April 05, 2019KITCHENER, ONT. — A Canadian company is using artificial intelligence to predict flaws in vehicles before they roll off the assembly line, a potentially game-changing technology that could cut costs in the supply chain, improve overall vehicle quality and increase industry competitiveness.“We apply AI to the data [that] manufacturers are able to collect during various stages of production and use it to predict earlier in the process whether the system is going to fail,” said 28-yearold Greta Cutulenco, co-found-er and CEO of Kitchener-based Acerta Analytics Solutions Inc.“And we can do this within the production process itself to eliminate scrap and rework earlier on, identifying that something might fail.
“But also we do that to predict how likely any of the units are to fail in the field once the system is shifted out of the plant. That saves on manufacturers’ warranties.
“What we’re doing is allowing [automakers] to find these issues much earlier in the process and then act much faster,” Cutulenco said.
‘WE MUST STAY AHEAD’
Companies such as Acerta that apply machine learning and data to traditional manufacturing will be critical cogs in the supply chain if Canada wants to remain globally competitive, said Colin Dhillon, chief technical officer for the Automotive Parts Manufacturers’ Association (APMA).

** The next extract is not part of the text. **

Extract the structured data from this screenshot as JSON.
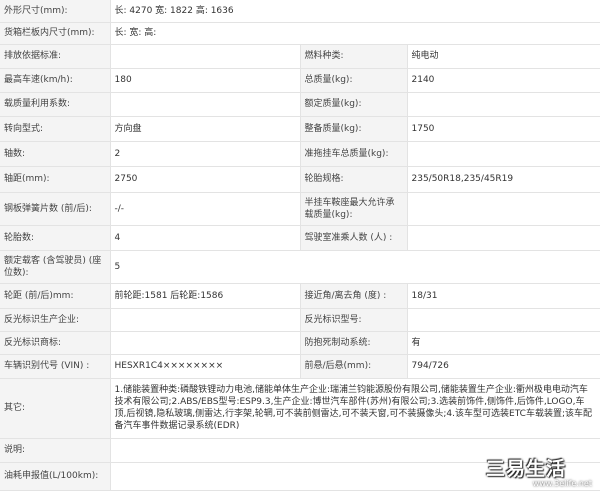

“You have to look at countries in the east, such as China and India, which are fast-growing and are potentially leaders in some of these general areas surrounding the factories of the future,” Dhillon said.
“So, we must stay ahead and promote individuals like Greta and companies like Acerta and build more and make it a more competitive playing field.”
Outside of Silicon Valley, Ontario has the largest tech hub in North America, according to a 2018 report by Ray Tanguay, the federal and provincial governments’ automotive adviser. Emerging technologies, such as AI, cybersecurity and robotics are key to “heralding the era of connected, autonomous and electric vehicles.”
But Canada’s auto sector must be aggressive in harnessing the automation needed in the vehicles of the future.
“If we are to do that,” Dhillon said, “we will need the backing of companies like Acerta and their technology.”
HUNDREDS OF SENSORS
Manufacturers are having more difficulty zeroing in on problems because of the complexity of vehicles, said Cutulenco, noting that one vehicle can contain hundreds of sensors that generate hundreds of thousands of rows of data.
Acerta’s website references case studies, including one of a leading automotive manufacturer that asked her company to analyze data collected during a road test of one of its vehicles. The client provided 250 megabytes of data recorded from 350 sensors during 80 hours of driving. Acerta devised an algorithm that scanned it and then pinpointed an anomaly in data generated by eight of the sensors.
Using the information, a combustion-engine expert identified the root cause of the problem within 60 minutes.
Cutulenco, who earned a bachelor’s degree in software engineering from the University of Waterloo, Ont., started Acerta with Jean-Christophe Petkovich, the company’s chief technical officer, and Sebastian Fischmeister, a University of Waterloo professor of electrical engineering and head of WatCAR, the university’s autonomous-driving research group.
In its first three years, Acerta has developed a growing list of customers, including General Motors, Fiat Chrysler Automobiles, Daimler AG, Nissan Motor Co. and Germany-based auto parts maker ZF Group.
The company recently started working with GM on the automaker’s self-driving-vehicle program. GM applied Acerta’s technology to traction control, allowing the car to react faster to changing road conditions such as snow and ice.
“For example, if the vehicle is starting to lose traction, we can warn the autonomous system so that it doesn’t fly out of control,” Cutulenco said.
“In general, even for vehicles today, we can apply that to monitor whether your transmission is going to break down or if your motor is going to be OK. So we can start to monitor quality and reliability of all the various systems in the car.”
PREDILECTION FOR PREDICTION
As automakers race to develop self-driving vehicles, they look to companies such as Acerta to learn how to use high volumes of data to predict software glitches in vehicles, Cutulenco said.
“Manufacturers are spending a lot of their AI resources on autonomous driving. Autonomous driving is still an unsolved, huge problem.”